Her marriage probably signaled the subordination of Burgred to his father-in-law and the Saxon kingdom at a time when both Wessex and Mercia were suffering Danish (Viking) raids. Burgred also had ongoing problems with the Kingdom of Powys on his western border and in 853 Æthelwulf subjugated the Welsh state on Burgred's behalf.
Although it is unclear to what extent, Æthelswith wielded some power as a queen in her own right. In 868 she witnessed a West Saxon charter and made a grant of fifteen hides of land in her own name in Berkshire, rare for a queen of the period to do so.[1] [2] One item that is believed to have been hers, a gold ring inlaid with niello, inscribed with the words Æthelswith Regina, survives in the British Museum. Given the large size of the ring, it is more likely that she was the giver of the ring, rather than the wearer.

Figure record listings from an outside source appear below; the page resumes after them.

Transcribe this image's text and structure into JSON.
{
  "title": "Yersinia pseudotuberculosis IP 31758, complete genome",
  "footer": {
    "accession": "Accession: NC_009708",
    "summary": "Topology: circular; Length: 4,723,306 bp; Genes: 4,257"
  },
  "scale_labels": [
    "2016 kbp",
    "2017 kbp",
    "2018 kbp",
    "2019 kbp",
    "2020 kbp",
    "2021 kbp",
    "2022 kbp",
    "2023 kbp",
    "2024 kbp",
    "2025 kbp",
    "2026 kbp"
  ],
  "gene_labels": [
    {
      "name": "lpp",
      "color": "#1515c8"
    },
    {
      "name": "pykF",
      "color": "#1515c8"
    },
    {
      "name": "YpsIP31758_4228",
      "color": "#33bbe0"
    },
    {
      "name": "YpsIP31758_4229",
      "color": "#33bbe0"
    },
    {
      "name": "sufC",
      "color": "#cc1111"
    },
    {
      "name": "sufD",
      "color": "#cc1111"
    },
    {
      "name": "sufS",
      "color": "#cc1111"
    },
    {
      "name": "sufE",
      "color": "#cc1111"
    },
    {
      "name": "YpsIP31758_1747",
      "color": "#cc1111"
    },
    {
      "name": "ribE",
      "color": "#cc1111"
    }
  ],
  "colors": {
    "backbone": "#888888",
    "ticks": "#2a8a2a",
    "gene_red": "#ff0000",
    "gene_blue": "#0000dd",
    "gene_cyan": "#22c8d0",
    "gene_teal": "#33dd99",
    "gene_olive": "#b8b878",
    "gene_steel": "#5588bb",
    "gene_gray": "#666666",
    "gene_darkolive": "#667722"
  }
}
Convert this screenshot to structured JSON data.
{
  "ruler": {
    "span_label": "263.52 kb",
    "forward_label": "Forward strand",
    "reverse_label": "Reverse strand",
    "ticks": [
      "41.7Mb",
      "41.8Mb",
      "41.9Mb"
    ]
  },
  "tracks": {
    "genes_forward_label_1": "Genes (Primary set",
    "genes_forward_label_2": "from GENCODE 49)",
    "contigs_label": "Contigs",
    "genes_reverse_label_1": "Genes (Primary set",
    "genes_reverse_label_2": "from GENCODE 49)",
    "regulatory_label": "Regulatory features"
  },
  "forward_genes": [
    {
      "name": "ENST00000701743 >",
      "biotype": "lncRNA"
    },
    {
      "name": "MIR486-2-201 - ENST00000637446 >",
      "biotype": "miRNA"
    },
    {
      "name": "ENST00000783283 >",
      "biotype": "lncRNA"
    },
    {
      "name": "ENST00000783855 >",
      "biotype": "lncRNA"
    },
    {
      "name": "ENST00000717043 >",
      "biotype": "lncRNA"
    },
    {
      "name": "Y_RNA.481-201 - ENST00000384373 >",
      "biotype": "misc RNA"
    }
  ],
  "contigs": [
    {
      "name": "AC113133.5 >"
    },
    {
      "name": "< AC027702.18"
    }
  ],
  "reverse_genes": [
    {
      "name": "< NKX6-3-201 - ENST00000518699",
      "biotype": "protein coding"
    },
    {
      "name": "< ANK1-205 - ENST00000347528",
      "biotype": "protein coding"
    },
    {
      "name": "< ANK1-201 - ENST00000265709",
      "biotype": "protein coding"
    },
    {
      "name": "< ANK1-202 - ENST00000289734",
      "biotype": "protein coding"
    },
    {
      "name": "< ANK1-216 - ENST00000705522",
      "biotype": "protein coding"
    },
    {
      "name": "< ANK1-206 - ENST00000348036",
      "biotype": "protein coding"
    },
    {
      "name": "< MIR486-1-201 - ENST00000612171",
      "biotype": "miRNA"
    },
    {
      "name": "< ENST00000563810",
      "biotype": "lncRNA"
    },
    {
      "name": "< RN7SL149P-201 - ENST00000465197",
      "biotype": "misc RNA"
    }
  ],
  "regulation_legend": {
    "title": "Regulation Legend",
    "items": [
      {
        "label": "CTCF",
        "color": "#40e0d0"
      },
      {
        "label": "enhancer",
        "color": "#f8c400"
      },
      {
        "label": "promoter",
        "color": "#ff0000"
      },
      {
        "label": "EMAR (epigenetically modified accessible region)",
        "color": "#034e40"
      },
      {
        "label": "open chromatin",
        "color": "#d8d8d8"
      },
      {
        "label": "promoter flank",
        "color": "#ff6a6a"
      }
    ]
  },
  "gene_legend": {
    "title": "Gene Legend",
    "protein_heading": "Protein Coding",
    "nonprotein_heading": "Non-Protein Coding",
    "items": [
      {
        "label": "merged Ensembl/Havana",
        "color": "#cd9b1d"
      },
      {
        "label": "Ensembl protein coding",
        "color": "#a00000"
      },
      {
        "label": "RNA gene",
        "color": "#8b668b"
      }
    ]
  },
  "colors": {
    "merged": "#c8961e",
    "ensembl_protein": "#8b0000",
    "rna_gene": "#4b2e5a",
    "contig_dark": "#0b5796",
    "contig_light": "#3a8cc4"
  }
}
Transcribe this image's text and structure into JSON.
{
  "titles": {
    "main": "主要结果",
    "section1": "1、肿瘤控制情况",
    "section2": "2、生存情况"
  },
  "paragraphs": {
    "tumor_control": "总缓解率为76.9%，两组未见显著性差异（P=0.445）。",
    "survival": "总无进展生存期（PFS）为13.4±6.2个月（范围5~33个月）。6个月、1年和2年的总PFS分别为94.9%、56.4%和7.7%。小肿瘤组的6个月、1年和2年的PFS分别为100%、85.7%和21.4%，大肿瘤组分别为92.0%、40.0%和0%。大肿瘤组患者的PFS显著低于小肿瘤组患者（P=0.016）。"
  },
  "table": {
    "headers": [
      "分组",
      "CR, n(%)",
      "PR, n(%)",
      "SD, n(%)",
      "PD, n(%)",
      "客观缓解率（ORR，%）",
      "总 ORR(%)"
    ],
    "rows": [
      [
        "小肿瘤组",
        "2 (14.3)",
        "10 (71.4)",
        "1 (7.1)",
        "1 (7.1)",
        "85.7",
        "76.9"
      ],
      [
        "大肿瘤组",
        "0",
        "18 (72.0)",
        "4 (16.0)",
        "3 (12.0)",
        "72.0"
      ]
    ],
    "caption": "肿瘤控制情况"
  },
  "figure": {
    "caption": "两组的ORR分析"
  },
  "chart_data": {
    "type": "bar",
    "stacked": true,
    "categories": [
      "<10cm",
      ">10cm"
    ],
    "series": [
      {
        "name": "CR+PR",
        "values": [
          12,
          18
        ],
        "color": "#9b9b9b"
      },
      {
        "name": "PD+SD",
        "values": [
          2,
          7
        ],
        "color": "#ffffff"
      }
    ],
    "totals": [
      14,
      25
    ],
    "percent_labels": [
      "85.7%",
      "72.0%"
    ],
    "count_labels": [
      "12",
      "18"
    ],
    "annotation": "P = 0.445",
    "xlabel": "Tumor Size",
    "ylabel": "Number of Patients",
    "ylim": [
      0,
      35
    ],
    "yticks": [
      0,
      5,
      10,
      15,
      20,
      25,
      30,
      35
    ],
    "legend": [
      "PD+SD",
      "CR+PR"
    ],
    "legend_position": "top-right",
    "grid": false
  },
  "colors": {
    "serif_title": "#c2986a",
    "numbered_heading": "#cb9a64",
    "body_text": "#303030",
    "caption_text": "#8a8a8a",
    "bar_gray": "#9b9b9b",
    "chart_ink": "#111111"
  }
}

Repeated Danish incursions over the years gradually weakened Mercia militarily and in 868 Burgred was forced to call upon Æthelswith's brother King Æthelred of Wessex to assist him in confronting an entrenched Danish army at Nottingham. This was the last time the Saxons came to the aid of the Mercians and is also notable as the occasion on which Alfred the Great, another brother of Æthelswith's, married his Mercian wife Ealhswith.
Burgred's reign lasted until 874 when the Vikings drove him from the kingdom and he fled to Rome with Æthelswith. He died shortly after. Æthelswith lived on in Italy for another decade, before dying while on a pilgrimage in Pavia in 888[3] and was buried in the monastery of San Felice.[4]